Al margen de sus méritos cinematográficos, que sobradamente los tiene, la película Whiplash me dejó con sentimientos agolpados, de la misma forma que la baqueta percute el tambor y forma una cadena de sensaciones, ritmo sincopado, a momentos acelerados al máximo posible por el límite humano de unos brazos incansables, sin más tregua que una coma salvadora, luego, deliberadamente, parsimonioso, cauto, medido, estudiado.
En Whiplash un joven baterista es llevado a un punto de quiebre por el director de orquesta, un perfeccionista y fanático de la competencia para quien el dolor es el camino a la virtud, ruta donde el fin justifica los medios, un tipo para quien las palabras más peligrosas son “buen trabajo”. Entre humillaciones y agresiones físicas, la historia tiene como eje al jazz, pero habla también de una enfermedad contemporánea, nuestro sistema de competencia distorsionado.
Vince Lombardi, ícono norteamericano del estratega ganador, acuñó en los sesenta “ganar no es todo, es lo único”, mantra que ha inspirado no sólo en el deporte sino a corporaciones que pelean sin tregua en un mercado, luchan por una dominación que en ocasiones ha llegado a ser devastadora para la condición humana. Eres mientras produces, mientras compites, eres sólo si ganas. Hay otros que quieren tu puesto y la bolsa de valores no tiene un múltiplo para el corazón. Vivimos en la era que ha hecho al resultado una forma de deidad. De la misma forma que Fletcher, el temido director de orquesta, pone a sus alumnos a ganarse el puesto, nuestra sociedad ha justificado una peligrosa deshumanización.
¿Hasta dónde debe llegar la presión de un maestro por sacar el máximo de un alumno? ¿Es Whiplash una historia de triunfo o de derrota? ¿El método de Fletcher es como una medicina que a unos cura y a otros mata? La frustración y los suicidios han crecido en sociedades que estereotipan modelos de perfección. En momentos de cuestionamiento existencial como los que me produce Whiplash estiro el brazo; en mi buró tengo, a modo de contrapeso mundano, La resistencia, de Sabato, páginas que hablan: “Creo que la educación que damos a los hijos procrea el mal (…) la piedra angular de nuestra educación se asienta sobre el individualismo y la competencia. (…) la desenfrenada búsqueda del éxito individual para la cual se los prepara”.
Pepe Toño, inspirado amigo, músico, amante de la filosofía, gran sobremesista (qué bien que todavía existe esa humana especialidad de masticar ideas y charlar antes de pedir la cuenta), apunta: “necesitamos una sociedad desatada de la competencia y el protagonismo, de lo contrario seguirá habiendo Lance Armstrongs”. A nuestra reflexión acuden dos modelos de éxito que han renunciado a crear monstruos.

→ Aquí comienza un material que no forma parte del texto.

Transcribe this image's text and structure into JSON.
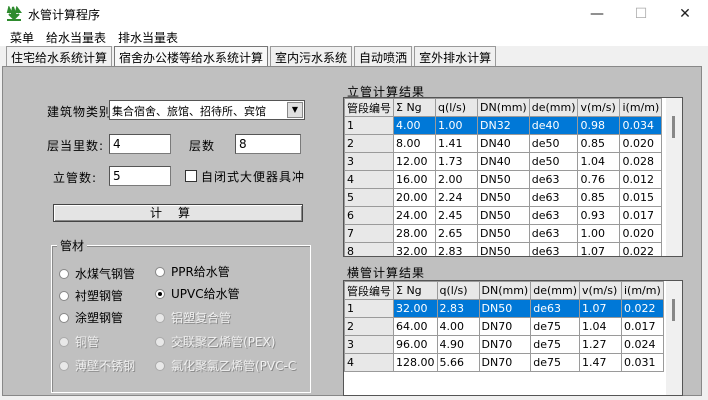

Guy Laliberté, ideólogo del Cirque du Soleil, y Pep Guardiola, artífice de equipos ganadores. Para el primero, no hay cabida para las celebridades. Nunca más el nombre de un equilibrista en la marquesina o al ego tronante del hombre bala. Para el catalán, la individualidad sólo vale mientras haga bien al grupo (por eso excluye a Ronaldinho del Barça).
Estamos llenos de modelos que inspiran la competencia feroz, donde se desecha a los no ganadores. El concurso televisado de chefs se llama Iron Chef, presagio de una batalla medieval entre cuchillos. Con los jueces que evalúan el talento de potenciales artistas, nada es más efectivo para el rating que el hijoputismo de Simon.
Apoyo la meritocracia, sistema que premia los logros y favorece una sociedad donde los mejores, la aristocracia, guíen e inspiren, pero con visión humanista, con ética y honor, sin humillar ni aniquilar física y psicológicamente a quienes no alcanzan un primer lugar. Terence Fletcher no buscaba el siguiente prodigio musical por amor al arte, buscaba engrandecer su megalomanía como creador de un genio.
Una de las piezas icónicas en Whiplash es Caravan. Mientras la escucho, tambores y platillos llegan a un éxtasis extraordinario. No puedo dejar de pensar que detrás de las baquetas hay un hombre, todos los hombres.